History

United Kingdom
- Name: Woodlark
- Namesake: Woodlark
- Builder: James Warwick, Rotherhithe
- Launched: 7 August 1819
- Fate: Wrecked 18 April 1828

General characteristics
- Tons burthen: 196, or 19654⁄94 (bm)
- Sail plan: Schooner, later brig
- Notes: Built of oak and fir

= Woodlark (1819 ship) =

Woodlark was launched at Rotherhithe in 1819. She initially traded with the Mediterranean but then switched to trading with Australia, the Dutch East Indies, and Singapore. She was wrecked in April 1828 while sailing from Australia to the Cape of Good Hope (CGH, or "the Cape") on her way to England.

==Career==
Woodlark entered Lloyd's Register (LR) in 1819 with Middleton, master, Middleton, owner, and trade London–Trieste. She also sailed to Buenos Aires, from where she returned to London on 21 April 1822. In 1823 her master changed from Turnbull to J. Brown, and her trade was London–CGH.

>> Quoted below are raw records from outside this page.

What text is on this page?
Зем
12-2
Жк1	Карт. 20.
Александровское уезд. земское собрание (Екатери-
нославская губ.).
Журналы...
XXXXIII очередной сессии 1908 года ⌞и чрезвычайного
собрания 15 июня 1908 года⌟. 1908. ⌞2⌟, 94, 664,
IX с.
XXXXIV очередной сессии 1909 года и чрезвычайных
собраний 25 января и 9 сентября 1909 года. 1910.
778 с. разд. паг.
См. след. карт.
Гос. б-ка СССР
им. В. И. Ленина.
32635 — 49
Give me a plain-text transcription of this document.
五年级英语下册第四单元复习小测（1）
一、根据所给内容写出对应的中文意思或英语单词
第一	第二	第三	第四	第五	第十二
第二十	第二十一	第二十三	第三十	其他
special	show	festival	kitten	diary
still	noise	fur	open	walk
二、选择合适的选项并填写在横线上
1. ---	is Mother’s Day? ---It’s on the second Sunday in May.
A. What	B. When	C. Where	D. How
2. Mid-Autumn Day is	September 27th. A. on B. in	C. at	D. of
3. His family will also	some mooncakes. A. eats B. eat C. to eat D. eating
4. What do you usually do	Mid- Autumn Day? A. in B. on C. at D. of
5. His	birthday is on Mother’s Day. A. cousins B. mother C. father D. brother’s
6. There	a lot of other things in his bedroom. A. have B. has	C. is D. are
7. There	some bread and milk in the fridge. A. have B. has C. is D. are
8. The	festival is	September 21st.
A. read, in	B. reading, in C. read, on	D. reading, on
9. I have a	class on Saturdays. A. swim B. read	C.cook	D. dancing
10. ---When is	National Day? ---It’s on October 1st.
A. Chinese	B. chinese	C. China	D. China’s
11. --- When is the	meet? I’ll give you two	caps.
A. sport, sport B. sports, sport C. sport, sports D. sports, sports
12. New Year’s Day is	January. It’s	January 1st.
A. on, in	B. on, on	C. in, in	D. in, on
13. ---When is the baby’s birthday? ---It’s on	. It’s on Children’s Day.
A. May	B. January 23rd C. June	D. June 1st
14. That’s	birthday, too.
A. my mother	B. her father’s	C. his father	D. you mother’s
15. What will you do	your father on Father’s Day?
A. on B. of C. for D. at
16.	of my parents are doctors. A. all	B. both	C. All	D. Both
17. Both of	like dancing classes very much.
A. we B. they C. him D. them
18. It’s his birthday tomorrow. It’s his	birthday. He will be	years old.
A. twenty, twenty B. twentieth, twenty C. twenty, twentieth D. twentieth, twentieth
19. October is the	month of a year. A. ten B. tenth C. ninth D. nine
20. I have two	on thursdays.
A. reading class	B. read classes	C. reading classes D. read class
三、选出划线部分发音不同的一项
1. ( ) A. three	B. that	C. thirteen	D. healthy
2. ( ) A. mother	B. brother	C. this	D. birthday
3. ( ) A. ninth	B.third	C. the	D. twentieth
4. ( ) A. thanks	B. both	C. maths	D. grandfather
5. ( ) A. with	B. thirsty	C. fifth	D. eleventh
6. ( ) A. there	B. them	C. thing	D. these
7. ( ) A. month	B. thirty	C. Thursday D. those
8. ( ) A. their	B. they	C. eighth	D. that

In 1813 the British East India Company (EIC) had lost its monopoly on the trade between India and Britain. British ships were then free to sail East of the Cape of Good Hope to Australia, the Indian Ocean, or India under a license from the EIC. A list of licensed vessels trading with Australia showed Woodlark, T. Brown, master, Buckles, owner, sailing to New South Wales on 9 March 1823. On 20 March 1824 she sailed to Singapore.

On 17 August 1827 Woodlark, A. Leary, master, sailed to New South Wales.

==Fate==
Woodlark, Leary, master, left Sydney on 29 March 1828 and arrived at Hobart Town on 13 March. Captain G.A. Leary (Lieutenant (RN rtd.)), left Hobart Town on 24 March, bound for the Cape and London. He ran into adverse weather off south west Tasmania and decide to sail via the Torres Straits. She bore up for Torres Straits when on 18 April she struck an unmarked shoal sixty miles from Wreck Reef. (Leary's last location calculation some hours before she struck put her at , just east of the Saumarez Reefs. After repairing the ship's longboat and constructing a raft, the crew sailed towards the coast, some 200 miles to their east. On 14 May the 18 men in the longboat reached Moreton Bay in a state of near starvation. The six men on the raft were not seen again.

Lloyd's List reported on 2 December 1828 that Captain Leary and his crew had arrived in Sydney. Three days later it passed on an earlier report that the crew had been saved and had arrived at Moreton Bay.